Os reformados definitivamente são um grupo que nos últimos tempos almejam se consolidar na praça pública. Desejamos ser um celeiro daqueles que podem ser vistos como os mais relevantes para serem ouvidos dentro e fora da igreja, e ter trabalho diligentemente pra isso atuando em organizações, think tanks, editoras, instituições de ensino e produção de conhecimento. Muitos têm sido apresentados como hábeis leitores da realidade do Brasil à medida que os evangélicos se tornam cada vez mais presentes nos espaços públicos.

O fato é que esses esforços caminharam nas esteiras da radicalização e polarização e na tentativa de se trazerem relevantes e notáveis ​​esse pequeno e influente grupo de evangélicos esquecidos que também possuem inconsistências e contradições que não são apenas capturadas por adversários progressistas, mas também por seus pares conservadores e moderados que percebem que existem elefantes na sala.

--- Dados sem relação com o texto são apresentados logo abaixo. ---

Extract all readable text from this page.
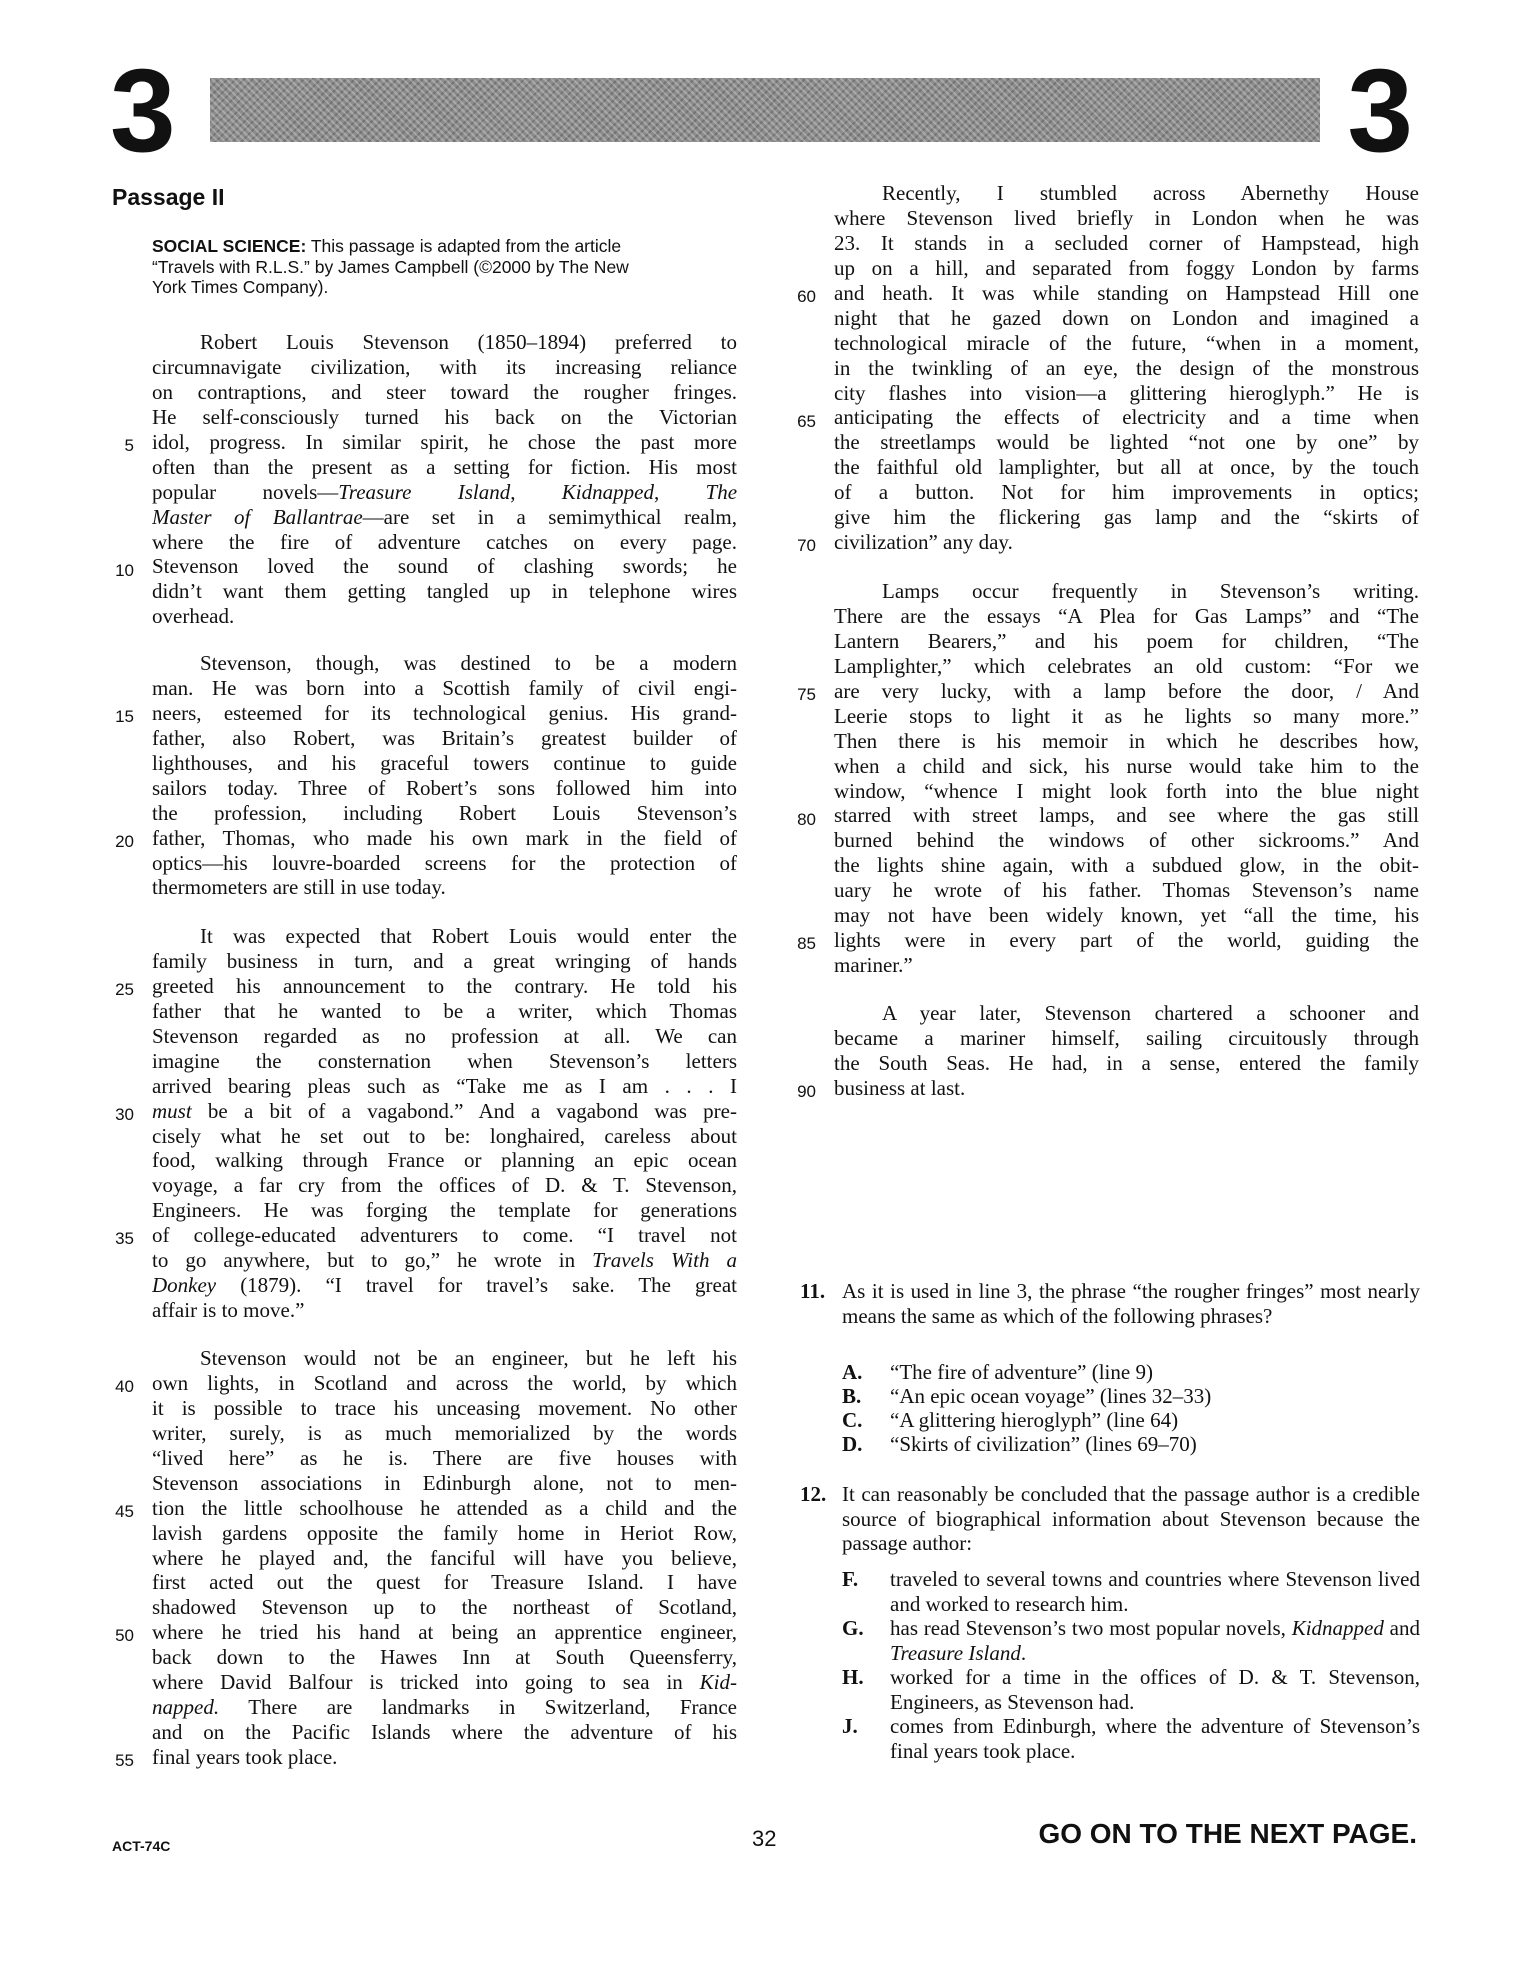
3	3
Passage II
SOCIAL SCIENCE: This passage is adapted from the article
“Travels with R.L.S.” by James Campbell (©2000 by The New
York Times Company).
Robert Louis Stevenson (1850–1894) preferred to
circumnavigate civilization, with its increasing reliance
on contraptions, and steer toward the rougher fringes.
He self-consciously turned his back on the Victorian
idol, progress. In similar spirit, he chose the past more
5
often than the present as a setting for fiction. His most
popular novels—Treasure Island, Kidnapped, The
Master of Ballantrae—are set in a semimythical realm,
where the fire of adventure catches on every page.
Stevenson loved the sound of clashing swords; he
10
didn’t want them getting tangled up in telephone wires
overhead.
Stevenson, though, was destined to be a modern
man. He was born into a Scottish family of civil engi-
neers, esteemed for its technological genius. His grand-
15
father, also Robert, was Britain’s greatest builder of
lighthouses, and his graceful towers continue to guide
sailors today. Three of Robert’s sons followed him into
the profession, including Robert Louis Stevenson’s
father, Thomas, who made his own mark in the field of
20
optics—his louvre-boarded screens for the protection of
thermometers are still in use today.
It was expected that Robert Louis would enter the
family business in turn, and a great wringing of hands
greeted his announcement to the contrary. He told his
25
father that he wanted to be a writer, which Thomas
Stevenson regarded as no profession at all. We can
imagine the consternation when Stevenson’s letters
arrived bearing pleas such as “Take me as I am . . . I
must be a bit of a vagabond.” And a vagabond was pre-
30
cisely what he set out to be: longhaired, careless about
food, walking through France or planning an epic ocean
voyage, a far cry from the offices of D. & T. Stevenson,
Engineers. He was forging the template for generations
of college-educated adventurers to come. “I travel not
35
to go anywhere, but to go,” he wrote in Travels With a
Donkey (1879). “I travel for travel’s sake. The great
affair is to move.”
Stevenson would not be an engineer, but he left his
own lights, in Scotland and across the world, by which
40
it is possible to trace his unceasing movement. No other
writer, surely, is as much memorialized by the words
“lived here” as he is. There are five houses with
Stevenson associations in Edinburgh alone, not to men-
tion the little schoolhouse he attended as a child and the
45
lavish gardens opposite the family home in Heriot Row,
where he played and, the fanciful will have you believe,
first acted out the quest for Treasure Island. I have
shadowed Stevenson up to the northeast of Scotland,
where he tried his hand at being an apprentice engineer,
50
back down to the Hawes Inn at South Queensferry,
where David Balfour is tricked into going to sea in Kid-
napped. There are landmarks in Switzerland, France
and on the Pacific Islands where the adventure of his
final years took place.
55
Recently, I stumbled across Abernethy House
where Stevenson lived briefly in London when he was
23. It stands in a secluded corner of Hampstead, high
up on a hill, and separated from foggy London by farms
and heath. It was while standing on Hampstead Hill one
60
night that he gazed down on London and imagined a
technological miracle of the future, “when in a moment,
in the twinkling of an eye, the design of the monstrous
city flashes into vision—a glittering hieroglyph.” He is
anticipating the effects of electricity and a time when
65
the streetlamps would be lighted “not one by one” by
the faithful old lamplighter, but all at once, by the touch
of a button. Not for him improvements in optics;
give him the flickering gas lamp and the “skirts of
civilization” any day.
70
Lamps occur frequently in Stevenson’s writing.
There are the essays “A Plea for Gas Lamps” and “The
Lantern Bearers,” and his poem for children, “The
Lamplighter,” which celebrates an old custom: “For we
are very lucky, with a lamp before the door, / And
75
Leerie stops to light it as he lights so many more.”
Then there is his memoir in which he describes how,
when a child and sick, his nurse would take him to the
window, “whence I might look forth into the blue night
starred with street lamps, and see where the gas still
80
burned behind the windows of other sickrooms.” And
the lights shine again, with a subdued glow, in the obit-
uary he wrote of his father. Thomas Stevenson’s name
may not have been widely known, yet “all the time, his
lights were in every part of the world, guiding the
85
mariner.”
A year later, Stevenson chartered a schooner and
became a mariner himself, sailing circuitously through
the South Seas. He had, in a sense, entered the family
business at last.
90
11. As it is used in line 3, the phrase “the rougher fringes” most nearly means the same as which of the following phrases?
A. “The fire of adventure” (line 9)
B. “An epic ocean voyage” (lines 32–33)
C. “A glittering hieroglyph” (line 64)
D. “Skirts of civilization” (lines 69–70)
12. It can reasonably be concluded that the passage author is a credible source of biographical information about Stevenson because the passage author:
F. traveled to several towns and countries where Stevenson lived and worked to research him.
G. has read Stevenson’s two most popular novels, Kidnapped and Treasure Island.
H. worked for a time in the offices of D. & T. Stevenson, Engineers, as Stevenson had.
J. comes from Edinburgh, where the adventure of Stevenson’s final years took place.
ACT-74C	32	GO ON TO THE NEXT PAGE.
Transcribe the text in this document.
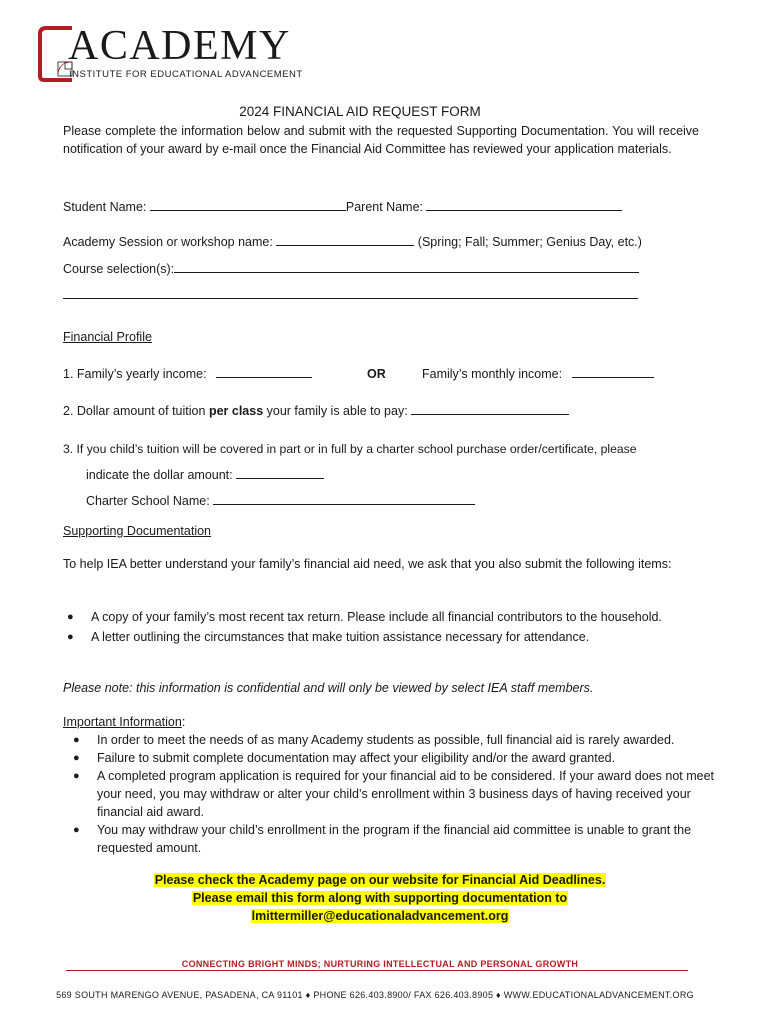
ACADEMY
INSTITUTE FOR EDUCATIONAL ADVANCEMENT
2024 FINANCIAL AID REQUEST FORM
Please complete the information below and submit with the requested Supporting Documentation. You will receive notification of your award by e-mail once the Financial Aid Committee has reviewed your application materials.
Student Name:	Parent Name:
Academy Session or workshop name:	(Spring; Fall; Summer; Genius Day, etc.)
Course selection(s):
Financial Profile
1. Family’s yearly income:	OR	Family’s monthly income:
2. Dollar amount of tuition per class your family is able to pay:
3. If you child’s tuition will be covered in part or in full by a charter school purchase order/certificate, please
indicate the dollar amount:
Charter School Name:
Supporting Documentation
To help IEA better understand your family’s financial aid need, we ask that you also submit the following items:
● A copy of your family’s most recent tax return. Please include all financial contributors to the household.
● A letter outlining the circumstances that make tuition assistance necessary for attendance.
Please note: this information is confidential and will only be viewed by select IEA staff members.
Important Information:
● In order to meet the needs of as many Academy students as possible, full financial aid is rarely awarded.
● Failure to submit complete documentation may affect your eligibility and/or the award granted.
● A completed program application is required for your financial aid to be considered. If your award does not meet your need, you may withdraw or alter your child’s enrollment within 3 business days of having received your financial aid award.
● You may withdraw your child’s enrollment in the program if the financial aid committee is unable to grant the requested amount.
Please check the Academy page on our website for Financial Aid Deadlines.
Please email this form along with supporting documentation to
lmittermiller@educationaladvancement.org
CONNECTING BRIGHT MINDS; NURTURING INTELLECTUAL AND PERSONAL GROWTH
569 SOUTH MARENGO AVENUE, PASADENA, CA 91101 ♦ PHONE 626.403.8900/ FAX 626.403.8905 ♦ WWW.EDUCATIONALADVANCEMENT.ORG
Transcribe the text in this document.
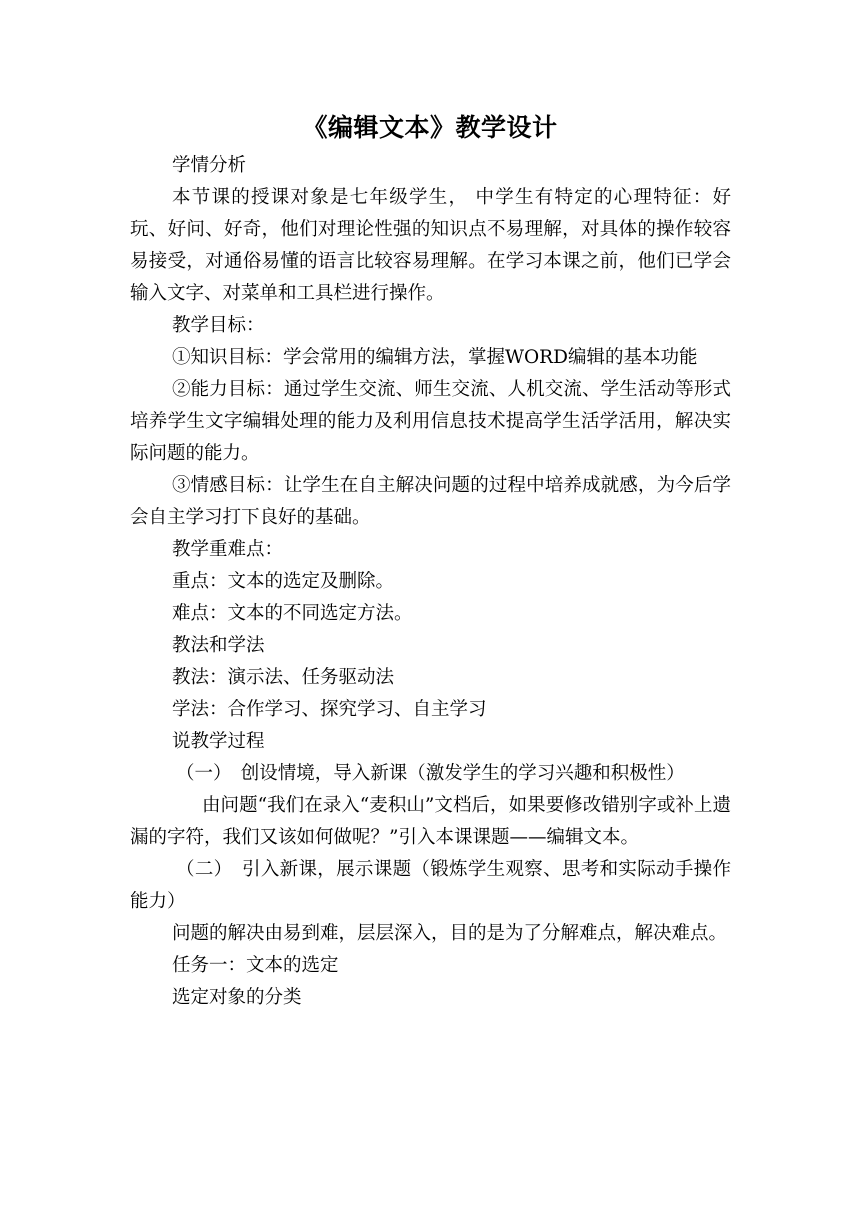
《编辑文本》教学设计

学情分析

本节课的授课对象是七年级学生， 中学生有特定的心理特征：好玩、好问、好奇，他们对理论性强的知识点不易理解，对具体的操作较容易接受，对通俗易懂的语言比较容易理解。在学习本课之前，他们已学会输入文字、对菜单和工具栏进行操作。

教学目标：

①知识目标：学会常用的编辑方法，掌握WORD编辑的基本功能

②能力目标：通过学生交流、师生交流、人机交流、学生活动等形式培养学生文字编辑处理的能力及利用信息技术提高学生活学活用，解决实际问题的能力。

③情感目标：让学生在自主解决问题的过程中培养成就感，为今后学会自主学习打下良好的基础。

教学重难点：

重点：文本的选定及删除。

难点：文本的不同选定方法。

教法和学法

教法：演示法、任务驱动法

学法：合作学习、探究学习、自主学习

说教学过程

（一）　创设情境，导入新课（激发学生的学习兴趣和积极性）

由问题“我们在录入“麦积山”文档后，如果要修改错别字或补上遗漏的字符，我们又该如何做呢？”引入本课课题——编辑文本。

（二）　引入新课，展示课题（锻炼学生观察、思考和实际动手操作能力）

问题的解决由易到难，层层深入，目的是为了分解难点，解决难点。

任务一：文本的选定

选定对象的分类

O jornalismo tem se tornado um instrumento cada vez mais potente e familiar em contextos evangélicos onde a circulação de informação nem sempre acontece ou é direcionada o suficiente para não cobrir assuntos controversos e comprometedores para informar os leitores internos. O interesse da chamada mídia secular no entanto cresce enquanto os agentes conservadores pensam que às vezes não esperam que suas ações recebam atenção fora ou dentro de seus ambientes controlados. A necessidade de uma mídia especializada e independente cresce nos nossos círculos evangélicos que normalmente só se guiam pela declaração oficial de pastores e denominações que não são específicas em quem lança luz sobre o contraditório, mesmo quando isso custa a integridade e o testemunho dessas igrejas e organizações.